3P: Exclusion due to system reasons. Dr. Nezda gave this example: Physicians who can report on giving influenza vaccine (which don’t include hospitalists, at this point) would use this modifier if vaccine was not available.

8P: A catch-all modifier. This allows you to note that a required measure was not met and/or was not documented.

"This is a not-documented or wasn’t-done exclusion," Dr. Nezda pointed out. The advantage of reporting it on claims when you don’t perform and/or document a particular measure is that the claim will then still count toward your 80% eligibility threshold.

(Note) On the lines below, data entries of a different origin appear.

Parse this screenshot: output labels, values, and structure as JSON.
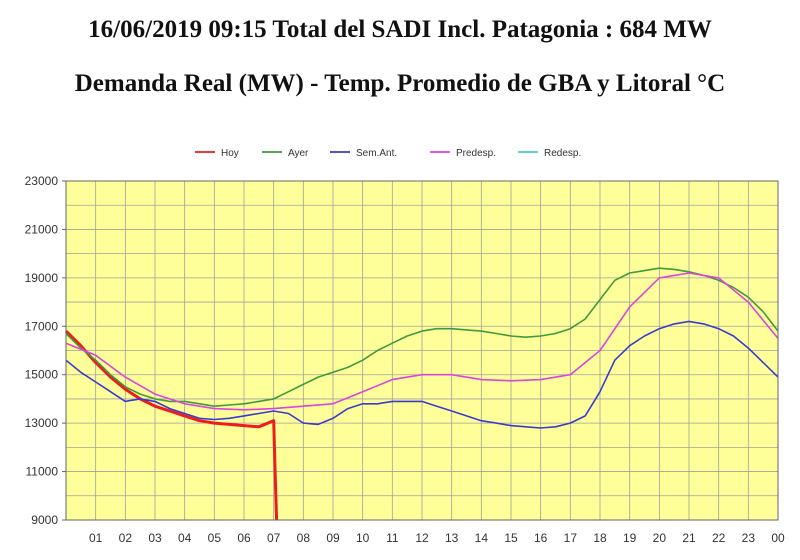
{
  "header": {
    "line1": "16/06/2019 09:15 Total del SADI Incl. Patagonia : 684 MW",
    "line2": "Demanda Real (MW) - Temp. Promedio de GBA y Litoral °C"
  },
  "colors": {
    "plot_bg": "#ffff99",
    "grid": "#a0a0a0",
    "hoy": "#ee1c1c",
    "ayer": "#3f9a3f",
    "sem_ant": "#3a3ad0",
    "predesp": "#dd44dd",
    "redesp": "#44cccc"
  },
  "chart_data": {
    "type": "line",
    "title": "Demanda Real (MW) - Temp. Promedio de GBA y Litoral °C",
    "xlabel": "",
    "ylabel": "",
    "xlim": [
      0,
      24
    ],
    "ylim": [
      9000,
      23000
    ],
    "y_ticks": [
      "23000",
      "21000",
      "19000",
      "17000",
      "15000",
      "13000",
      "11000",
      "9000"
    ],
    "y_tick_values": [
      23000,
      21000,
      19000,
      17000,
      15000,
      13000,
      11000,
      9000
    ],
    "x_ticks": [
      "01",
      "02",
      "03",
      "04",
      "05",
      "06",
      "07",
      "08",
      "09",
      "10",
      "11",
      "12",
      "13",
      "14",
      "15",
      "16",
      "17",
      "18",
      "19",
      "20",
      "21",
      "22",
      "23",
      "00"
    ],
    "legend": [
      {
        "key": "hoy",
        "label": "Hoy"
      },
      {
        "key": "ayer",
        "label": "Ayer"
      },
      {
        "key": "sem_ant",
        "label": "Sem.Ant."
      },
      {
        "key": "predesp",
        "label": "Predesp."
      },
      {
        "key": "redesp",
        "label": "Redesp."
      }
    ],
    "series": [
      {
        "key": "hoy",
        "name": "Hoy",
        "x": [
          0,
          0.5,
          1,
          1.5,
          2,
          2.5,
          3,
          3.5,
          4,
          4.5,
          5,
          5.5,
          6,
          6.5,
          7,
          7.05,
          7.1
        ],
        "y": [
          16800,
          16200,
          15500,
          14900,
          14400,
          14000,
          13700,
          13500,
          13300,
          13100,
          13000,
          12950,
          12900,
          12850,
          13100,
          11000,
          9000
        ]
      },
      {
        "key": "ayer",
        "name": "Ayer",
        "x": [
          0,
          0.5,
          1,
          1.5,
          2,
          2.5,
          3,
          3.5,
          4,
          4.5,
          5,
          5.5,
          6,
          6.5,
          7,
          7.5,
          8,
          8.5,
          9,
          9.5,
          10,
          10.5,
          11,
          11.5,
          12,
          12.5,
          13,
          13.5,
          14,
          14.5,
          15,
          15.5,
          16,
          16.5,
          17,
          17.5,
          18,
          18.5,
          19,
          19.5,
          20,
          20.5,
          21,
          21.5,
          22,
          22.5,
          23,
          23.5,
          24
        ],
        "y": [
          16700,
          16100,
          15600,
          15000,
          14500,
          14200,
          14000,
          13900,
          13900,
          13800,
          13700,
          13750,
          13800,
          13900,
          14000,
          14300,
          14600,
          14900,
          15100,
          15300,
          15600,
          16000,
          16300,
          16600,
          16800,
          16900,
          16900,
          16850,
          16800,
          16700,
          16600,
          16550,
          16600,
          16700,
          16900,
          17300,
          18100,
          18900,
          19200,
          19300,
          19400,
          19350,
          19250,
          19100,
          18900,
          18600,
          18200,
          17600,
          16800
        ]
      },
      {
        "key": "sem_ant",
        "name": "Sem.Ant.",
        "x": [
          0,
          0.5,
          1,
          1.5,
          2,
          2.5,
          3,
          3.5,
          4,
          4.5,
          5,
          5.5,
          6,
          6.5,
          7,
          7.5,
          8,
          8.5,
          9,
          9.5,
          10,
          10.5,
          11,
          11.5,
          12,
          12.5,
          13,
          13.5,
          14,
          14.5,
          15,
          15.5,
          16,
          16.5,
          17,
          17.5,
          18,
          18.5,
          19,
          19.5,
          20,
          20.5,
          21,
          21.5,
          22,
          22.5,
          23,
          23.5,
          24
        ],
        "y": [
          15600,
          15100,
          14700,
          14300,
          13900,
          14000,
          13900,
          13600,
          13400,
          13200,
          13150,
          13200,
          13300,
          13400,
          13500,
          13400,
          13000,
          12950,
          13200,
          13600,
          13800,
          13800,
          13900,
          13900,
          13900,
          13700,
          13500,
          13300,
          13100,
          13000,
          12900,
          12850,
          12800,
          12850,
          13000,
          13300,
          14300,
          15600,
          16200,
          16600,
          16900,
          17100,
          17200,
          17100,
          16900,
          16600,
          16100,
          15500,
          14900
        ]
      },
      {
        "key": "predesp",
        "name": "Predesp.",
        "x": [
          0,
          1,
          2,
          3,
          4,
          5,
          6,
          7,
          8,
          9,
          10,
          11,
          12,
          13,
          14,
          15,
          16,
          17,
          18,
          19,
          20,
          21,
          22,
          23,
          24
        ],
        "y": [
          16300,
          15800,
          14900,
          14200,
          13800,
          13600,
          13550,
          13600,
          13700,
          13800,
          14300,
          14800,
          15000,
          15000,
          14800,
          14750,
          14800,
          15000,
          16000,
          17800,
          19000,
          19200,
          19000,
          18000,
          16500
        ]
      },
      {
        "key": "redesp",
        "name": "Redesp.",
        "x": [],
        "y": []
      }
    ]
  }
}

So what’s stopping physicians from telling coders to enter 8P for every eligible measure? Technically, nothing, Dr. Nezda admitted. "That would make physicians eligible for the bonus," she said, "but it would limit the potential for improving performance."

Logistical hassles
Down the road, said Dr. Torcson, who also participated in the CMS conference call, physicians may see some kind of integration between what they report as individuals and what hospitals have to report for their medical staff. He admitted that there will be redundant reporting.

For now, he added, it remains to be seen how much of a reporting burden PQRI will present for hospitalists.

It also remains to be seen whether billing personnel will have problems using CPT II and G codes. According to Dr. Torcson, software vendors are now scrambling to retrofit billing systems. His own facility “St. Tammany Parish Hospital in Covington, La. “has created a homegrown system to accommodate the hospitalists’ performance codes.

And there are other unknowns, Dr. Torcson pointed out, such as whether the program will expand next year and how much political momentum there is to turn pay for reporting into pay for performance for physicians.

Phyllis Maguire is Executive Editor of Today’s Hospitalist.

Want more information?

At press time, the CMS announced that a PQRI toolkit would be available online with frequently asked questions and worksheets for individual quality measures.